À l’heure où l’exploitation pétrolière en Afrique centrale fait l’objet d’un regain d’attention, le gouvernement gabonais vient de franchir une étape décisive dans les négociations avec les compagnies pétrolières concernant la gestion des fonds de restauration des sites d’extraction. Cette initiative, présentée lors d’une conférence de presse à l’auditorium d’Arambo le 30 juin 2025, s’inscrit dans une démarche alliant responsabilité environnementale et transparence financière.

La délégation gouvernementale, menée par Alexandre Barro Chambrier, Vice-Premier ministre chargé du Plan et de la Perspective, a annoncé des « progrès significatifs » dans la réforme du mécanisme des fonds sous séquestre destinés à la remise en état des sites d’exploitation. Une avancée saluée par la présence remarquée du Gouverneur de la Banque des États d’Afrique Centrale (BEAC).
Mark Alexandre Doumba, ministre de l’Économie et des Participations, a explicité l’enjeu de ces négociations en cours depuis plusieurs mois : « Les pétroliers qui bénéficient de nos concessions doivent provisionner un certain pourcentage de leur chiffre d’affaires pour restaurer le site dans son état naturel lorsque le puits arrive à maturité. » Ces sommes, constituées sur la durée des contrats d’exploitation, atteignent des montants considérables sur lesquels l’État gabonais cherche à obtenir « une meilleure visibilité ».

Si les discussions semblent toucher au but après sept années de négociations, un obstacle majeur demeure : la question de « l’immunité légale dans certains cadres internationaux », un point qualifié de « particulièrement sensible » par le ministre de l’Économie.
La présidente de l’Union Pétrolière Gabonaise (UPEGA) a confirmé l’existence de ce blocage tout en se montrant optimiste : « Il reste effectivement un point sur lequel nous avons certainement trouvé un accord dans les prochains jours. »

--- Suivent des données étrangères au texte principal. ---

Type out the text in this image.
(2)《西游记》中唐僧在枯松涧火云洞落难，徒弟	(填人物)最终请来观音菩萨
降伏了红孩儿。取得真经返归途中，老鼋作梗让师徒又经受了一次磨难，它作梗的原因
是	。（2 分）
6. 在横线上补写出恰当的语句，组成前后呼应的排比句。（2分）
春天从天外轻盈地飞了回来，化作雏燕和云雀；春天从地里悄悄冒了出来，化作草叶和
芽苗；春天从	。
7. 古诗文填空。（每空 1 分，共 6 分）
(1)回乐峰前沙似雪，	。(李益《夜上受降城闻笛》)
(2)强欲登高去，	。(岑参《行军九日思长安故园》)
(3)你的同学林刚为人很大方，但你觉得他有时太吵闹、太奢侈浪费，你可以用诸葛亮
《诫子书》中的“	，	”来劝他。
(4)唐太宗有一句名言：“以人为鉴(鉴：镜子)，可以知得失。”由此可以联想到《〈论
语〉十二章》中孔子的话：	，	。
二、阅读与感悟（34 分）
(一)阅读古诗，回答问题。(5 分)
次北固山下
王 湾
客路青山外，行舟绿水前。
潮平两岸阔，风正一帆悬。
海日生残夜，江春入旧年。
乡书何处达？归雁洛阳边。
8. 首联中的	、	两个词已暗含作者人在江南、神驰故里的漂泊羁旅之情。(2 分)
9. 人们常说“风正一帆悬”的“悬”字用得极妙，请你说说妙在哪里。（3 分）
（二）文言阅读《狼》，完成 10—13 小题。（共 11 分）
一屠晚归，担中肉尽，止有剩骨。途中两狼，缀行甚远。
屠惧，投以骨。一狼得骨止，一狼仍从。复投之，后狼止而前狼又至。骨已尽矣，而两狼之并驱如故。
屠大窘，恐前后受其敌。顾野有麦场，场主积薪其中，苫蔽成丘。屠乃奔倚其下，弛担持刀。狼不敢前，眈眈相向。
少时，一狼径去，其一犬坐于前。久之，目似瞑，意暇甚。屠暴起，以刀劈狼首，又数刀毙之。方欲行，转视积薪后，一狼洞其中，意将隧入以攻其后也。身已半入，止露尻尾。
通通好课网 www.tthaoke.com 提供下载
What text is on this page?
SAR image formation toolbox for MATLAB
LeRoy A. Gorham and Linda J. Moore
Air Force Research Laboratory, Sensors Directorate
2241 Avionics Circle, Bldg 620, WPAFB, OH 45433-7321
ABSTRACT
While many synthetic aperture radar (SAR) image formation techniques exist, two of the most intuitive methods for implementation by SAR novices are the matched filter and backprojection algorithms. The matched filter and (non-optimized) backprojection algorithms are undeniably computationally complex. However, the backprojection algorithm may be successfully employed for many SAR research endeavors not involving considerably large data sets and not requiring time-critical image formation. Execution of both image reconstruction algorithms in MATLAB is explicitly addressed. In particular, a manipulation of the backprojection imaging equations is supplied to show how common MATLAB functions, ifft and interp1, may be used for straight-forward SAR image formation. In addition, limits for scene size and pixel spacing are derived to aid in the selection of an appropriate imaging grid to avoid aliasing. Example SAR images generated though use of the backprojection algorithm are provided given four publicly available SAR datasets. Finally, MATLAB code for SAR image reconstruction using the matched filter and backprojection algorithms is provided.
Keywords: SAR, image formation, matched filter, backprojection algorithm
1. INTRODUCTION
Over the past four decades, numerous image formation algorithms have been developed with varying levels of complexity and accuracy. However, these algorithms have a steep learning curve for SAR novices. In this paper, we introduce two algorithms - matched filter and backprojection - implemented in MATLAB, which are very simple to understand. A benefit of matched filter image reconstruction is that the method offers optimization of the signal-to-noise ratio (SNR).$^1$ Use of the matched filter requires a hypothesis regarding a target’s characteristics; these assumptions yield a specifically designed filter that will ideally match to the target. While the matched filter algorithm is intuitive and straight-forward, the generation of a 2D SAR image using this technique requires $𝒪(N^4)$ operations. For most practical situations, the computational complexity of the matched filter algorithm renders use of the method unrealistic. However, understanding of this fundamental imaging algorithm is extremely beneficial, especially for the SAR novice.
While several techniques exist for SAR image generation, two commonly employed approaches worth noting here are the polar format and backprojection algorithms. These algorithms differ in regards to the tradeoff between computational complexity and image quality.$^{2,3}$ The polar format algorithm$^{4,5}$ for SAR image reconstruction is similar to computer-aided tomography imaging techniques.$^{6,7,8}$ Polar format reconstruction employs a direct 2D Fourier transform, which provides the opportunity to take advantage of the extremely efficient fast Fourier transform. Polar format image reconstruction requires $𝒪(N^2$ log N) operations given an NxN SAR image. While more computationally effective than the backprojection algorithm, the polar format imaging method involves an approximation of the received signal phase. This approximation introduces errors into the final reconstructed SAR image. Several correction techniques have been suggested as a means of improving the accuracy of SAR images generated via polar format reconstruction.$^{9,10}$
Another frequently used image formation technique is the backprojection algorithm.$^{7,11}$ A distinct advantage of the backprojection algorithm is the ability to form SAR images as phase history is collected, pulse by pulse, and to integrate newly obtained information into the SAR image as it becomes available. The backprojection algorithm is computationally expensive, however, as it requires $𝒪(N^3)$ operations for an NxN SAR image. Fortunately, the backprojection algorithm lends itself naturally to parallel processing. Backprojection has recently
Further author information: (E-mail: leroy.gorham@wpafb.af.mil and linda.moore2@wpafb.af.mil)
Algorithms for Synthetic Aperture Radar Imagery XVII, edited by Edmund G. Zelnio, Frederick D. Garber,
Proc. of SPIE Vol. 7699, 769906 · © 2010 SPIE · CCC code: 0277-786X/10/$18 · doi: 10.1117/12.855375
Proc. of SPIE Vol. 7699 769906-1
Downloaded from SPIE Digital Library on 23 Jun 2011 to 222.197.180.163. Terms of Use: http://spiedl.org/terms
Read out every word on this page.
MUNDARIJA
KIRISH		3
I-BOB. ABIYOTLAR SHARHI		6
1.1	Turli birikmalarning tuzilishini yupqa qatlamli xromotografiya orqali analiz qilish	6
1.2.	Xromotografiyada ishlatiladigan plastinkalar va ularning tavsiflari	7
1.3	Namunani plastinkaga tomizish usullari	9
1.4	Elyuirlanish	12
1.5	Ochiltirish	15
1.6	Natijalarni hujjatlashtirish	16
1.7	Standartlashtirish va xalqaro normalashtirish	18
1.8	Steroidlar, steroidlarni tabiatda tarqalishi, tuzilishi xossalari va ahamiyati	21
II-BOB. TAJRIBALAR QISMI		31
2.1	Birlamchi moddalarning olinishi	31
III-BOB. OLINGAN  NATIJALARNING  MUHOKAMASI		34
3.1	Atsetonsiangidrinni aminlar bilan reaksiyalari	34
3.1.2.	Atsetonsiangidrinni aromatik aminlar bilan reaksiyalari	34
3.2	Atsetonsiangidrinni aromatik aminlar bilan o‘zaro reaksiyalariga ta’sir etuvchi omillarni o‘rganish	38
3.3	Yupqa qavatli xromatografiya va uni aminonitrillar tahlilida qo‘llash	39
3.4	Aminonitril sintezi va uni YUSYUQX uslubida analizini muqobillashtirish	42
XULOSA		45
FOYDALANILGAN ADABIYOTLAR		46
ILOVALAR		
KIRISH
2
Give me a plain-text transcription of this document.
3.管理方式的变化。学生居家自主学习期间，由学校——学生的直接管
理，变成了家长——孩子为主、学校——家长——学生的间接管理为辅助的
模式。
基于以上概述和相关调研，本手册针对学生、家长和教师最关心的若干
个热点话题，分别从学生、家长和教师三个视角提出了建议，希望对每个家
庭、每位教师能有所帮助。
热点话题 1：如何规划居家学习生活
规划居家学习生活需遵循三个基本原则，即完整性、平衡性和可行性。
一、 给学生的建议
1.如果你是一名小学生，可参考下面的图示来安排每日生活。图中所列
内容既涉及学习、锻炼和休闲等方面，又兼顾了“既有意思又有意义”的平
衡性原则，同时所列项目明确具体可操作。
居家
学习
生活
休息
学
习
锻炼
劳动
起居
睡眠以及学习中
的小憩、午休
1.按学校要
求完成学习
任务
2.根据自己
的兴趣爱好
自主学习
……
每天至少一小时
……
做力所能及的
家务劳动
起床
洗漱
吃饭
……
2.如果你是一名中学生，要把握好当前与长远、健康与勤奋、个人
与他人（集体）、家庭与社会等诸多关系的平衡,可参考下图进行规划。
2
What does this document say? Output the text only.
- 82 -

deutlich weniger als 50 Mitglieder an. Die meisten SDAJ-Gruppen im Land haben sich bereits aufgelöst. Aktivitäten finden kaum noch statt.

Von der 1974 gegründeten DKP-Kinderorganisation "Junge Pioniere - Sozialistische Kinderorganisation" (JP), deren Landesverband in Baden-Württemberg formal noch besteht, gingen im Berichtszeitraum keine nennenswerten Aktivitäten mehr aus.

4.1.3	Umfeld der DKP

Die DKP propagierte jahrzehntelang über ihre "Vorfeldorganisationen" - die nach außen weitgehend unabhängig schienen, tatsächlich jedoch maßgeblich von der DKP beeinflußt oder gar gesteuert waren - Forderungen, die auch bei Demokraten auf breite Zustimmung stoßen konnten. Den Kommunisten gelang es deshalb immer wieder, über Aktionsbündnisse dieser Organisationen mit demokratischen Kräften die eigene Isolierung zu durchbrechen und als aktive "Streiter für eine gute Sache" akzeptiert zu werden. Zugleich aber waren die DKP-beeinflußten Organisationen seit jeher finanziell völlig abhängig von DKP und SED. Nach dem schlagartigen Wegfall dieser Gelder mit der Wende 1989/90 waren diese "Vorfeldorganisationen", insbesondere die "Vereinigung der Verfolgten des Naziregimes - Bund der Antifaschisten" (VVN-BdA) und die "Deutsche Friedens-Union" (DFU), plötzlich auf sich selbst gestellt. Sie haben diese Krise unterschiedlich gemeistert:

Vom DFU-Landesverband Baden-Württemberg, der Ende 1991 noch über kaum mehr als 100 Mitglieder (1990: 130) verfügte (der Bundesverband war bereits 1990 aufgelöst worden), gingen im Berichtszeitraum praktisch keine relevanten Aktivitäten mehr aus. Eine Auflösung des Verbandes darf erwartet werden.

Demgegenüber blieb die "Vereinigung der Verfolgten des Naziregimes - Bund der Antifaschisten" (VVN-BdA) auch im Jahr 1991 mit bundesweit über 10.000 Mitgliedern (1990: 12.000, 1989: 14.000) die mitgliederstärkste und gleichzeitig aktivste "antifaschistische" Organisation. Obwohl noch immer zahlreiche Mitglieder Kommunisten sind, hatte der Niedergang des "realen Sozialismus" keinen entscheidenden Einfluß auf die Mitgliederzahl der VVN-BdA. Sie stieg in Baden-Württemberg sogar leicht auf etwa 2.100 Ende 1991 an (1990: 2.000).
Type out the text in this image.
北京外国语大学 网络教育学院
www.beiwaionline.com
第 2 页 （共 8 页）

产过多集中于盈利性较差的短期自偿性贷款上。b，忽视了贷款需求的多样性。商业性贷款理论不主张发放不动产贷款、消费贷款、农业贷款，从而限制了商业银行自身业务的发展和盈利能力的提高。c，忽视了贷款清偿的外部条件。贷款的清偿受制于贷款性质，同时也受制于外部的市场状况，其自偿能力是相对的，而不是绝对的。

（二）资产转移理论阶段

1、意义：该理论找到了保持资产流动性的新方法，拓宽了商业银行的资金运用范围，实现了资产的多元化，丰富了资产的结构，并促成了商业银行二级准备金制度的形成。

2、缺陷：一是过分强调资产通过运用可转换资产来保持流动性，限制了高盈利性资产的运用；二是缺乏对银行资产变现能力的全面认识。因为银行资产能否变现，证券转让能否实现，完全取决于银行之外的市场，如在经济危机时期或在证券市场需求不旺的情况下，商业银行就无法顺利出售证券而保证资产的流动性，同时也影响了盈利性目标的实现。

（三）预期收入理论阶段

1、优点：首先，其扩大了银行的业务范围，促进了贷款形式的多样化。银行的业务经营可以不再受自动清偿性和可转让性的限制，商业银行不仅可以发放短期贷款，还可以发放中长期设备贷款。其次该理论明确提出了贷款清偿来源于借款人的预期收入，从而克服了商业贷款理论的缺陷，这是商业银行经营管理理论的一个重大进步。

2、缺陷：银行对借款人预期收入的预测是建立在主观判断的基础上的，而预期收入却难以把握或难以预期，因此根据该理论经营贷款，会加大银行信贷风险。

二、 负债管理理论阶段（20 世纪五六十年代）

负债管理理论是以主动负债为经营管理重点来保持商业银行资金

Le Gouverneur de la BEAC, pour sa part, a souligné les risques considérables qu’impliquerait la levée de l’immunité bancaire : « Le gros risque est que les assignations du centre de l’économie, les opérateurs économiques, décident via leur puissance de gérer tous les avoirs, les actifs de la Banque centrale à l’international. » Une position ferme résumée par l’expression « non négociable ».
Une réforme à la croisée des enjeux économiques et environnementaux
Cette initiative s’inscrit dans un contexte régional particulier, où la CEMAC et la BEAC appellent à une discipline budgétaire renforcée et à une gestion plus rigoureuse des ressources naturelles. Elle répond également aux préoccupations environnementales croissantes concernant l’héritage écologique des activités extractives.
L’enjeu est double pour le Gabon : garantir la restauration effective des sites pétroliers tout en optimisant la gestion de ces fonds pour soutenir le développement économique du pays. Comme l’a souligné le ministre Doumba, ces ressources pourraient servir à « émettre des financements pour renforcer le développement de notre école. »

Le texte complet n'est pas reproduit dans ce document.